Anti-Israel Activism
On May 15, 2021, during OGW, Idreis tweeted photos from an anti-Israel protest in Toronto. One of his tweets said: “#Palestine #Solidarity” and included a photo of a banner that said: “END THE OCCUPATION. Victory to the Intifada!”The term “intifada,” which translates from Arabic as “uprising” or “insurrection,” carries the connotation of violence. Palestinian intifadas waged against Israel have been marked since 1987 by hundreds of hijackings, shootings, stabbings, bombings and suicide missions.
“From the River to the Sea, Palestine will be Free” is a chant used [00:02:47] to call for the elimination of the State of Israel. It has also been employed by Hamas leader Khaled Mashal to call for the replacement of Israel with an Islamic state. In April 2024, the U.S. House of Representatives passed a resolution condemning the chant as antisemitic.
BDS
The Boycott, Divestment, Sanctions (BDS) movement was founded by Omar Barghouti in 2005 to challenge “international support for Israeli apartheid and settler-colonialism.” BDS is an allegedly “Palestinian-led movement,” although leading BDS activists have admitted [00:01:01] this is not true.
One of the demands of BDS includes [point 3] what is generally known as the “right of return,” a demand discredited as a way to eliminate Israel. Barghouti said the “right of return” is a means to “end Israel’s existence as a Jewish state.”
Barghouti has said that BDS “aims to turn Israel into a pariah state, as South Africa once was.”
In his activism, Barghouti has also said [00:05:55] regarding Israel: “Definitely, most definitely, we oppose a Jewish state in any part of Palestine. No…rational Palestinian, not a sellout Palestinian, will ever accept a Jewish state in Palestine.”
The movement has been linked to numerous terrorist organizations and received a public endorsement from Hamas in 2017.

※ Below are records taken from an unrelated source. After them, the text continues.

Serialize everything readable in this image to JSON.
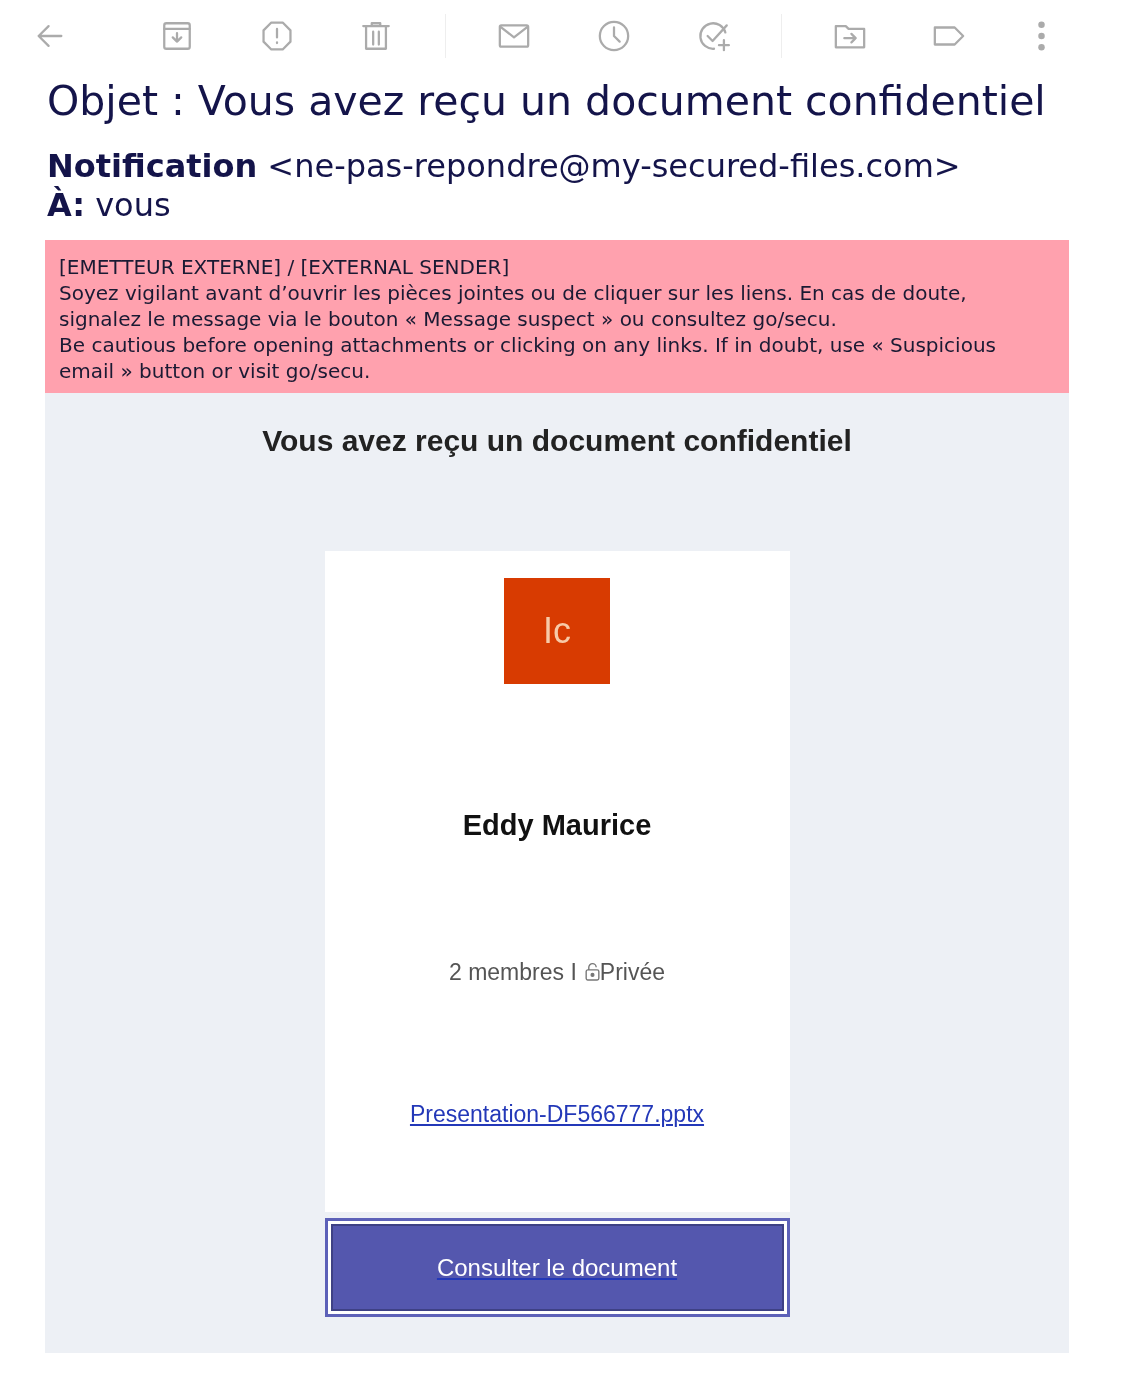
{
  "email": {
    "subject": "Objet : Vous avez reçu un document confidentiel",
    "from": {
      "name": "Notification",
      "address": "<ne-pas-repondre@my-secured-files.com>"
    },
    "to": {
      "label": "À:",
      "value": "vous"
    }
  },
  "external_banner": {
    "lines": [
      "[EMETTEUR EXTERNE] / [EXTERNAL SENDER]",
      "Soyez vigilant avant d’ouvrir les pièces jointes ou de cliquer sur les liens. En cas de doute, signalez le message via le bouton « Message suspect » ou consultez go/secu.",
      "Be cautious before opening attachments or clicking on any links. If in doubt, use « Suspicious email » button or visit go/secu."
    ]
  },
  "body": {
    "heading": "Vous avez reçu un document confidentiel",
    "card": {
      "app_icon_text": "Ic",
      "name": "Eddy Maurice",
      "members": "2 membres I",
      "privacy": "Privée",
      "file_link": "Presentation-DF566777.pptx"
    },
    "button": "Consulter le document"
  }
}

BDS initiatives include calling on institutions and individuals to divest from Israeli-affiliated companies, promoting academic and cultural boycotts of Israel, and organizing anti-Israel rallies, protests and campaigns.
The movement’s most notable achievement has been the infiltration of university campuses through lobbying for “BDS resolutions.” In these cases, student governments and student groups, backed by their own anti-Israel members and affiliates, have proposed resolutions on some form of boycott of, or divestment from, Israel and Israeli-affiliated entities.
Boycott resolutions, although non-binding, have been passed by student governments on numerous North American campuses.
BDS activity is often aggressive and disruptive. It has been noted that universities that pass BDS resolutions see a marked increase in anti-Semitic incidents on campus. On one campus, when the student government debated a BDS resolution, reports emerged of violent threats against those opposing it.